Higher education in turmoil
At the time of writing, Wits University has reopened after an almost two-week shutdown due to a student protest in response to the Minister of Higher Education’s fee increase announcement for 2017. This reopening has however been marred by continuing incidents of protest action.
The University took the decision to resume activities after the results of a poll conducted by the University to gauge the views of students and staff were announced.
The poll, conducted on 26 September, asked for a yes or no response to the resumption of the academic programme if appropriate security measures were put in place.
The poll result was that 77% of respondents wanted to return to class. There were 21 730 responses in total; 16 739 students said “yes” to returning and 4 991 (23%) said “no”.
Provisional results of the staff poll were that of the approximately 2 200 staff who responded, 91% were in favour of reopening on 3 October while 8% did not want classes to go ahead.
The fees commission chaired by Judge Jonathan Heher is due to release its findings in June 2017. Various interested groups have made written submissions and presentations at public hearings. In the interim, the Council on Higher Education recommended an inflation-linked increase for all universities for 2017.
Government announcement on fees
On 19 September the Minister of Higher Education and Training, Blade Nzimande, announced that universities should decide on their own fee increases, up to a maximum of 8%.
He said government would subsidise a fee increase for students whose household income was below R600 000 a year.
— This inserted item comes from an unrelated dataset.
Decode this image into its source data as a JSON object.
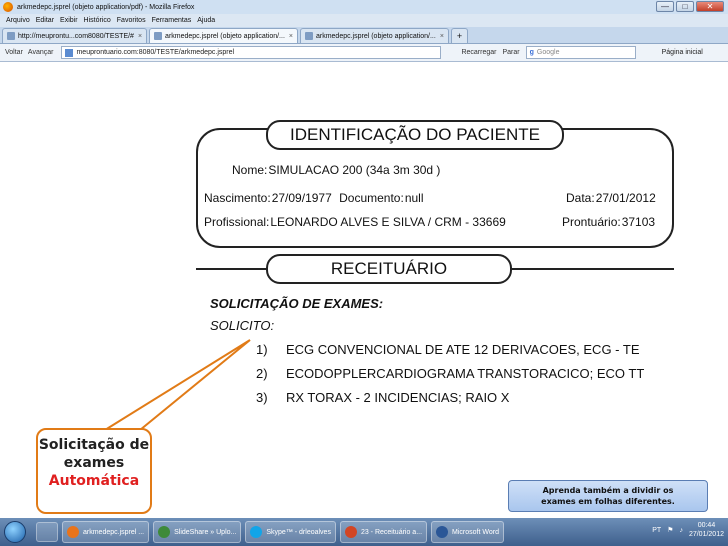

This meant that students from the lowest income group (who qualify for NSFAS, the government financial aid scheme) and from the “missing middle” (too “wealthy” for aid but not able to pay full fees) would pay no fee increase in 2017. The Minister said students from well-off families and on full company bursaries would be expected to pay higher 2017 fees.
The extra subsidy meant that funding would have to be shifted from other government programmes. “Government remains firmly committed to progressively realise free post-school education for the poor and working class … and to assist middle class families who are unable to pay.”
Responses to announcement
Wits University responded that it would look at the Minister’s recommendations and consult with stakeholders before making its own recommendations to Council.
Wits’ Convocation said: “It is critical that we ensure universities continue unhindered with the academic programme while the leadership of students and universities engage on the fees issue.”
Some students responded to the Minister’s fee announcement by saying they wanted free education immediately and that they would shut the University down until this was achieved.
The SRC said: “We cannot allow our movement to be brought down to the superficial level of increments for some and not for others when overall our struggle is for free, decolonised and quality education.” It stated that “NSFAS is a failed system” and rejected “talk shops and task teams”.
Disruption and suspension
Immediately after the Minister’s announcement on 19 September a group of students disrupted classes and blocked all campus access points.
The University decided to suspend all activities for the rest of the week for safety reasons and on 23 September announced that operations would remain suspended until it could guarantee the safety and security of staff, students and property.
Wits’ stance on free education
The University’s Senior Executive Team said it supported “the call for access to quality, free higher education for the poor and the so-called missing middle.”
It said that “if there is broad consensus from the University community, a General Assembly, through the resolution of Council, can be called within the next two weeks to solidify Wits’ stance on this issue. If consensus is reached by all constituencies and a decision is taken at the General Assembly for the University to participate in a public protest, then the executive management will support such a public demonstration.”
Wits Chancellor Justice Dikgang Moseneke, on behalf of 14 university chancellors, called for teaching and learning to resume while a solution was sought.
News and views on the fees issue
The media have reported extensively on the university protests in news and opinion pieces. Read more:
- Whose fees won’t rise?
- Intimidation by a violent minority
- Save our post-school education and training sector
- Is free education possible?
- Consequences of protests
- Research will be hit
Financial support at Wits
More than 20 000 of Wits’ 35 000 students receive some form of external financial support.
“Wits University and our student body are extremely grateful for the generous support that is provided by the current diverse funding base,” says Peter Bezuidenhoudt, Director: Development and Fundraising.
“During 2015, more than 100 South African corporate and corporate foundation donors and 300 human resource pipeline sponsors invested more than R400-million in University projects and student bursaries and scholarships. Similarly, 80 local and 20 international philanthropic foundations donated more than R100-million to deserving projects in the University and more than 1000 individual donors donated amounts ranging from R15-million through to monthly donations of R100. More than 30% of our donor income came from the United States and the United Kingdom.
“A strong indication of our strong public support is that 2016 year-to-date donations into the University are higher than this time in 2015. We are committed to growing this support and engaging with existing and potential funders to continue to increase the amount of investment into the University.”